Allow a user write access in /avatars/{userid} to upload /avatars/{userid}/128.jpg. Don’t grant them access to /avatars and allow them write access to /avatars/*.jpg.

Hide as much of the data as possible

This is not to be confused by hiding the infrastructure of your servers or client applications. It is OK if people know that you API runs on Heroku or some other platform. It is OK if they know that you use a certain programming language or framework or library.

However, it is not good to let people find out more and more information by providing some. Don’t show a user’s phone number for anyone who knows their email (or vice versa). When rejecting a failed login or a password reset request, don’t tell whether you have a user with such username or email in your database.

I’ve seen people focusing on obfuscating code and trying to hide logic in the client, thinking that nobody will figure out that you can access a resource without proper authorisation. Somebody will. And you won’t be prepared.

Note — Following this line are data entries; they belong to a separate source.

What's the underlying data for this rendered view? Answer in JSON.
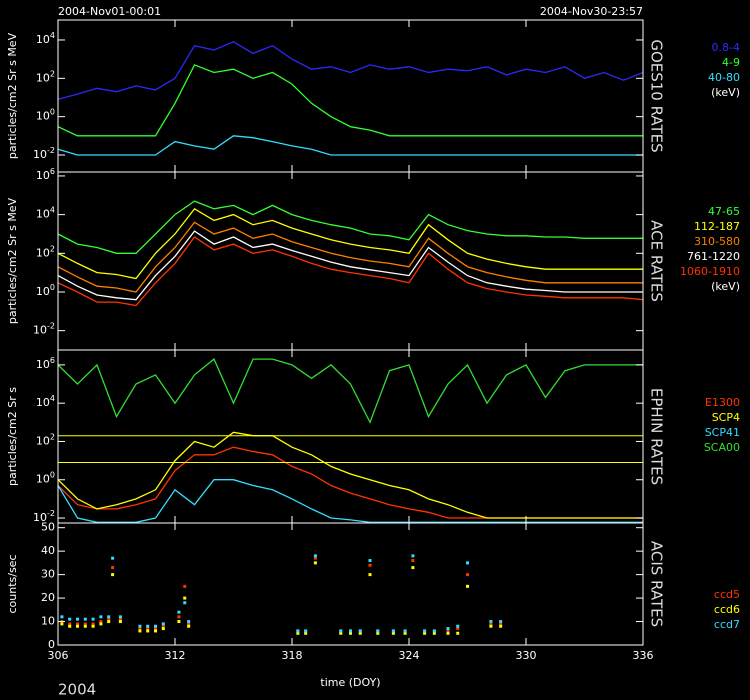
{
  "header": {
    "start": "2004-Nov01-00:01",
    "end": "2004-Nov30-23:57",
    "year": "2004"
  },
  "chart_data": [
    {
      "type": "line",
      "title": "GOES10 RATES",
      "ylabel": "particles/cm2 Sr s MeV",
      "legend_note": "(keV)",
      "log_scale": true,
      "xlim": [
        306,
        336
      ],
      "xticks": [
        306,
        312,
        318,
        324,
        330,
        336
      ],
      "ylim": [
        0.0013,
        110000
      ],
      "yticks": [
        {
          "value": 0.01,
          "label": "10^-2"
        },
        {
          "value": 1,
          "label": "10^0"
        },
        {
          "value": 100,
          "label": "10^2"
        },
        {
          "value": 10000,
          "label": "10^4"
        }
      ],
      "x": [
        306,
        307,
        308,
        309,
        310,
        311,
        312,
        313,
        314,
        315,
        316,
        317,
        318,
        319,
        320,
        321,
        322,
        323,
        324,
        325,
        326,
        327,
        328,
        329,
        330,
        331,
        332,
        333,
        334,
        335,
        336
      ],
      "series": [
        {
          "name": "0.8-4",
          "color": "#2a2aff",
          "values": [
            8,
            15,
            30,
            20,
            40,
            25,
            100,
            5000,
            3000,
            8000,
            2000,
            5000,
            1000,
            300,
            400,
            200,
            500,
            300,
            400,
            200,
            300,
            250,
            400,
            150,
            300,
            200,
            400,
            100,
            200,
            80,
            200
          ]
        },
        {
          "name": "4-9",
          "color": "#33ff33",
          "values": [
            0.3,
            0.1,
            0.1,
            0.1,
            0.1,
            0.1,
            5,
            500,
            200,
            300,
            100,
            200,
            50,
            5,
            1,
            0.3,
            0.2,
            0.1,
            0.1,
            0.1,
            0.1,
            0.1,
            0.1,
            0.1,
            0.1,
            0.1,
            0.1,
            0.1,
            0.1,
            0.1,
            0.1
          ]
        },
        {
          "name": "40-80",
          "color": "#33ddff",
          "values": [
            0.02,
            0.01,
            0.01,
            0.01,
            0.01,
            0.01,
            0.05,
            0.03,
            0.02,
            0.1,
            0.08,
            0.05,
            0.03,
            0.02,
            0.01,
            0.01,
            0.01,
            0.01,
            0.01,
            0.01,
            0.01,
            0.01,
            0.01,
            0.01,
            0.01,
            0.01,
            0.01,
            0.01,
            0.01,
            0.01,
            0.01
          ]
        }
      ]
    },
    {
      "type": "line",
      "title": "ACE RATES",
      "ylabel": "particles/cm2 Sr s MeV",
      "legend_note": "(keV)",
      "log_scale": true,
      "xlim": [
        306,
        336
      ],
      "xticks": [
        306,
        312,
        318,
        324,
        330,
        336
      ],
      "ylim": [
        0.001,
        1600000
      ],
      "yticks": [
        {
          "value": 0.01,
          "label": "10^-2"
        },
        {
          "value": 1,
          "label": "10^0"
        },
        {
          "value": 100,
          "label": "10^2"
        },
        {
          "value": 10000,
          "label": "10^4"
        },
        {
          "value": 1000000,
          "label": "10^6"
        }
      ],
      "x": [
        306,
        307,
        308,
        309,
        310,
        311,
        312,
        313,
        314,
        315,
        316,
        317,
        318,
        319,
        320,
        321,
        322,
        323,
        324,
        325,
        326,
        327,
        328,
        329,
        330,
        331,
        332,
        333,
        334,
        335,
        336
      ],
      "series": [
        {
          "name": "47-65",
          "color": "#33ff33",
          "values": [
            1000,
            300,
            200,
            100,
            100,
            1000,
            10000,
            50000,
            20000,
            30000,
            10000,
            30000,
            10000,
            5000,
            3000,
            2000,
            1000,
            800,
            500,
            10000,
            3000,
            1500,
            1000,
            800,
            800,
            700,
            700,
            600,
            600,
            600,
            600
          ]
        },
        {
          "name": "112-187",
          "color": "#ffff00",
          "values": [
            100,
            30,
            10,
            8,
            5,
            100,
            1000,
            20000,
            5000,
            10000,
            3000,
            5000,
            2000,
            1000,
            500,
            300,
            200,
            150,
            100,
            3000,
            500,
            100,
            50,
            30,
            20,
            15,
            15,
            15,
            15,
            15,
            15
          ]
        },
        {
          "name": "310-580",
          "color": "#ff8000",
          "values": [
            20,
            6,
            2,
            1.6,
            1,
            20,
            200,
            4000,
            1000,
            2000,
            600,
            1000,
            400,
            200,
            100,
            60,
            40,
            30,
            20,
            600,
            100,
            20,
            10,
            6,
            4,
            3,
            3,
            3,
            3,
            3,
            3
          ]
        },
        {
          "name": "761-1220",
          "color": "#ffffff",
          "values": [
            7,
            2,
            0.7,
            0.5,
            0.4,
            7,
            70,
            1400,
            300,
            700,
            200,
            300,
            140,
            70,
            35,
            20,
            14,
            10,
            7,
            200,
            35,
            7,
            3,
            2,
            1.4,
            1.2,
            1,
            1,
            1,
            1,
            1
          ]
        },
        {
          "name": "1060-1910",
          "color": "#ff3300",
          "values": [
            3,
            1,
            0.3,
            0.3,
            0.2,
            3,
            30,
            700,
            150,
            300,
            100,
            150,
            70,
            30,
            15,
            10,
            7,
            5,
            3,
            100,
            15,
            3,
            1.5,
            1,
            0.7,
            0.6,
            0.5,
            0.5,
            0.5,
            0.5,
            0.4
          ]
        }
      ]
    },
    {
      "type": "line",
      "title": "EPHIN RATES",
      "ylabel": "particles/cm2 Sr s",
      "log_scale": true,
      "xlim": [
        306,
        336
      ],
      "xticks": [
        306,
        312,
        318,
        324,
        330,
        336
      ],
      "ylim": [
        0.0055,
        6000000
      ],
      "yticks": [
        {
          "value": 0.01,
          "label": "10^-2"
        },
        {
          "value": 1,
          "label": "10^0"
        },
        {
          "value": 100,
          "label": "10^2"
        },
        {
          "value": 10000,
          "label": "10^4"
        },
        {
          "value": 1000000,
          "label": "10^6"
        }
      ],
      "reference_lines": [
        200,
        8
      ],
      "reference_color": "#ffff00",
      "x": [
        306,
        307,
        308,
        309,
        310,
        311,
        312,
        313,
        314,
        315,
        316,
        317,
        318,
        319,
        320,
        321,
        322,
        323,
        324,
        325,
        326,
        327,
        328,
        329,
        330,
        331,
        332,
        333,
        334,
        335,
        336
      ],
      "series": [
        {
          "name": "E1300",
          "color": "#ff3300",
          "values": [
            0.5,
            0.05,
            0.03,
            0.03,
            0.05,
            0.1,
            3,
            20,
            20,
            50,
            30,
            20,
            5,
            2,
            0.5,
            0.2,
            0.1,
            0.05,
            0.03,
            0.02,
            0.01,
            0.01,
            0.01,
            0.01,
            0.01,
            0.01,
            0.01,
            0.01,
            0.01,
            0.01,
            0.01
          ]
        },
        {
          "name": "SCP4",
          "color": "#ffff00",
          "values": [
            1,
            0.1,
            0.03,
            0.05,
            0.1,
            0.3,
            10,
            100,
            50,
            300,
            200,
            200,
            50,
            20,
            5,
            2,
            1,
            0.5,
            0.3,
            0.1,
            0.05,
            0.02,
            0.01,
            0.01,
            0.01,
            0.01,
            0.01,
            0.01,
            0.01,
            0.01,
            0.01
          ]
        },
        {
          "name": "SCP41",
          "color": "#33ddff",
          "values": [
            0.5,
            0.01,
            0.006,
            0.006,
            0.006,
            0.01,
            0.3,
            0.05,
            1,
            1,
            0.5,
            0.3,
            0.1,
            0.03,
            0.01,
            0.008,
            0.006,
            0.006,
            0.006,
            0.006,
            0.006,
            0.006,
            0.006,
            0.006,
            0.006,
            0.006,
            0.006,
            0.006,
            0.006,
            0.006,
            0.006
          ]
        },
        {
          "name": "SCA00",
          "color": "#33dd33",
          "values": [
            1000000,
            100000,
            1000000,
            2000,
            100000,
            300000,
            10000,
            300000,
            2000000,
            10000,
            2000000,
            2000000,
            1000000,
            200000,
            1000000,
            100000,
            1000,
            500000,
            1000000,
            2000,
            100000,
            1000000,
            10000,
            300000,
            1000000,
            20000,
            500000,
            1000000,
            1000000,
            1000000,
            1000000
          ]
        }
      ]
    },
    {
      "type": "scatter",
      "title": "ACIS RATES",
      "ylabel": "counts/sec",
      "xlabel": "time (DOY)",
      "log_scale": false,
      "xlim": [
        306,
        336
      ],
      "xticks": [
        306,
        312,
        318,
        324,
        330,
        336
      ],
      "ylim": [
        0,
        52
      ],
      "yticks": [
        0,
        10,
        20,
        30,
        40,
        50
      ],
      "x": [
        306.2,
        306.6,
        307.0,
        307.4,
        307.8,
        308.2,
        308.6,
        308.8,
        309.2,
        310.2,
        310.6,
        311.0,
        311.4,
        312.2,
        312.5,
        312.7,
        318.3,
        318.7,
        319.2,
        320.5,
        321.0,
        321.5,
        322.0,
        322.4,
        323.2,
        323.8,
        324.2,
        324.8,
        325.3,
        326.0,
        326.5,
        327.0,
        328.2,
        328.7
      ],
      "series": [
        {
          "name": "ccd5",
          "color": "#ff3300",
          "values": [
            10,
            9,
            9,
            9,
            9,
            10,
            11,
            33,
            11,
            7,
            7,
            7,
            8,
            12,
            25,
            9,
            6,
            6,
            37,
            6,
            6,
            6,
            34,
            6,
            6,
            6,
            36,
            6,
            6,
            6,
            7,
            30,
            9,
            9
          ]
        },
        {
          "name": "ccd6",
          "color": "#ffff00",
          "values": [
            9,
            8,
            8,
            8,
            8,
            9,
            10,
            30,
            10,
            6,
            6,
            6,
            7,
            10,
            20,
            8,
            5,
            5,
            35,
            5,
            5,
            5,
            30,
            5,
            5,
            5,
            33,
            5,
            5,
            5,
            5,
            25,
            8,
            8
          ]
        },
        {
          "name": "ccd7",
          "color": "#33ddff",
          "values": [
            12,
            11,
            11,
            11,
            11,
            12,
            12,
            37,
            12,
            8,
            8,
            8,
            9,
            14,
            18,
            10,
            6,
            6,
            38,
            6,
            6,
            6,
            36,
            6,
            6,
            6,
            38,
            6,
            6,
            7,
            8,
            35,
            10,
            10
          ]
        }
      ]
    }
  ]
}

Extra authentication for important changes

Don’t forget that despite all the security measures you employ and force on your users, often the easiest way to breach their account is to just steal your phone or tablet for a few minutes. Don’t allow email address or password changes without asking for a password (or making sure you have the right person on the other end of the wire).

Stop doing stupid things

  • Stop adding stupid password length limits (you’re going to hash it anyway)
  • Stop telling me my password is not secure enough because it only contains 28 random letters, but no digits
  • And lastly, stop asking me to use upper case letters, lower case letters, at least one digit, two punctuation marks and one beauty mark in my password.